Od kilku tygodni prasa donosiła o powrocie niemieckiego bramkarza do Borussi. W środę niemiecki "Bild" napisał, że Lehmann jest już piłkarzem ekipy z Dortmundu. Tymczasem bramkarz, który od tygodni mówił o przeprowadzce, zrezygnował z transferu.
Nie jest to najlepsza informacja dla Łukasza Fabiańskiego, który był trzeci w bramkarskiej hierarchii Arsenalu. Gdyby Lehmann odszedł to Polak zapewne stałby się automatycznie zmiennikiem pierwszego bramkarza - Almunii. Fabiański jednak na pewno nie złoży broni i będzie walczyć o lepszą pozycję w klubie. Takie występy jak w ostatnim meczu przeciwko Tottenhamowi w Pucharze Ligi przybliżają byłego piłkarza Legii do bramki "Kanonierów".
- Przykro mi, że rozczarowałem Borussię, która bardzo profesjonalnie podeszła do rozmów i dała mi bardzo dużo czasu na podjęcie decyzji.

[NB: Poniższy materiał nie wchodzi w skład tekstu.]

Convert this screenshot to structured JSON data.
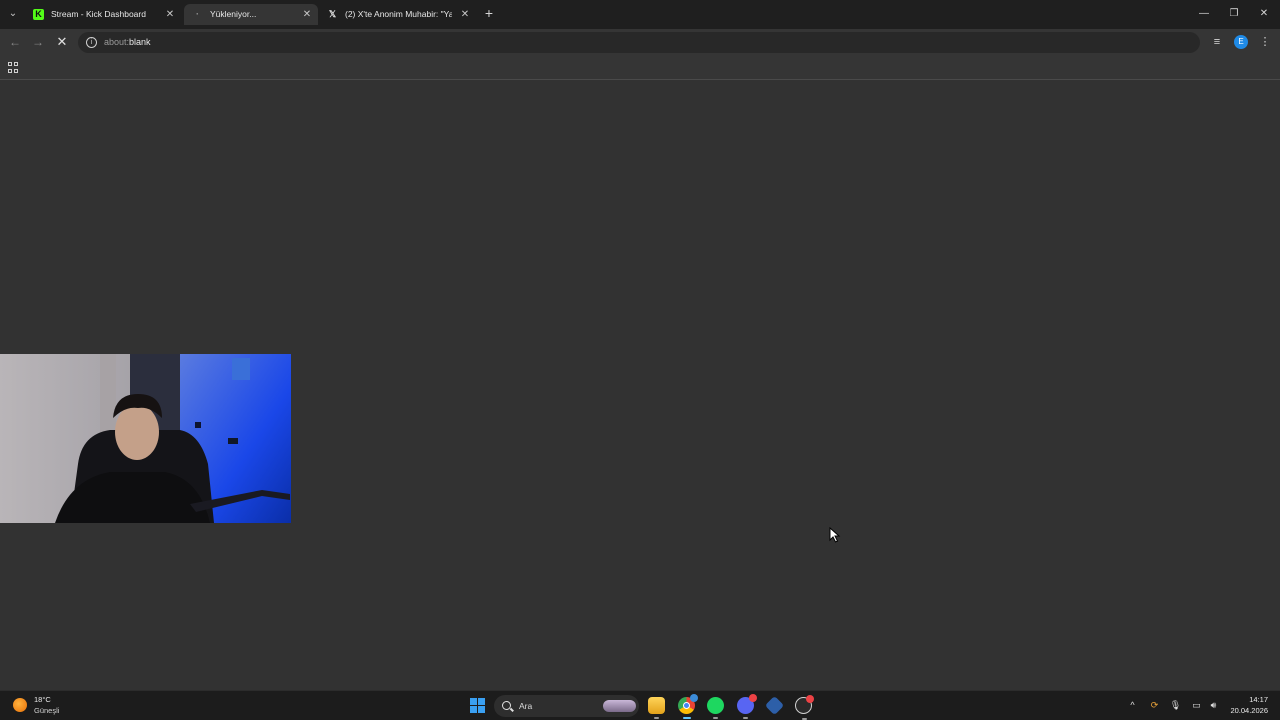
{
  "browser": {
    "tabs": [
      {
        "title": "Stream - Kick Dashboard",
        "icon": "kick-logo-icon",
        "active": false
      },
      {
        "title": "Yükleniyor...",
        "icon": "loading-icon",
        "active": true
      },
      {
        "title": "(2) X'te Anonim Muhabir: \"Yakın",
        "icon": "x-logo-icon",
        "active": false
      }
    ],
    "address": {
      "scheme": "about:",
      "path": "blank"
    },
    "profile_initial": "E",
    "page_loading": true
  },
  "taskbar": {
    "weather": {
      "temp": "18°C",
      "desc": "Güneşli"
    },
    "search_label": "Ara",
    "clock": {
      "time": "14:17",
      "date": "20.04.2026"
    },
    "apps": [
      "file-explorer-icon",
      "chrome-icon",
      "spotify-icon",
      "discord-icon",
      "app-icon",
      "steam-icon"
    ]
  },
  "colors": {
    "accent": "#60c7ff",
    "kick": "#53fc18",
    "profile": "#1f8ae6"
  }
}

Prezes Borussi Hans Joachim Watzke żałuje, że Lehmann podjął taką decyzję jednak dodał, że klub podchodzi do niej z szacunkiem.
- Warto było spróbować by ściągnąć numer jeden wśród niemieckich bramkarzy, ale szkoda, że nic z tego nie wyszło - dodał dyrektor sportowy Michael Zorc.
Z kolei trener reprezentacji Niemiec Joachim Low zaznaczył, iż decyzja bramkarza nie wpłynie na jego przydatność do drużyny narodowej.
Kontrakt Lehmanna wygasa z końcem tego sezonu i wtedy bramkarz będzie mógł odejść za darmo.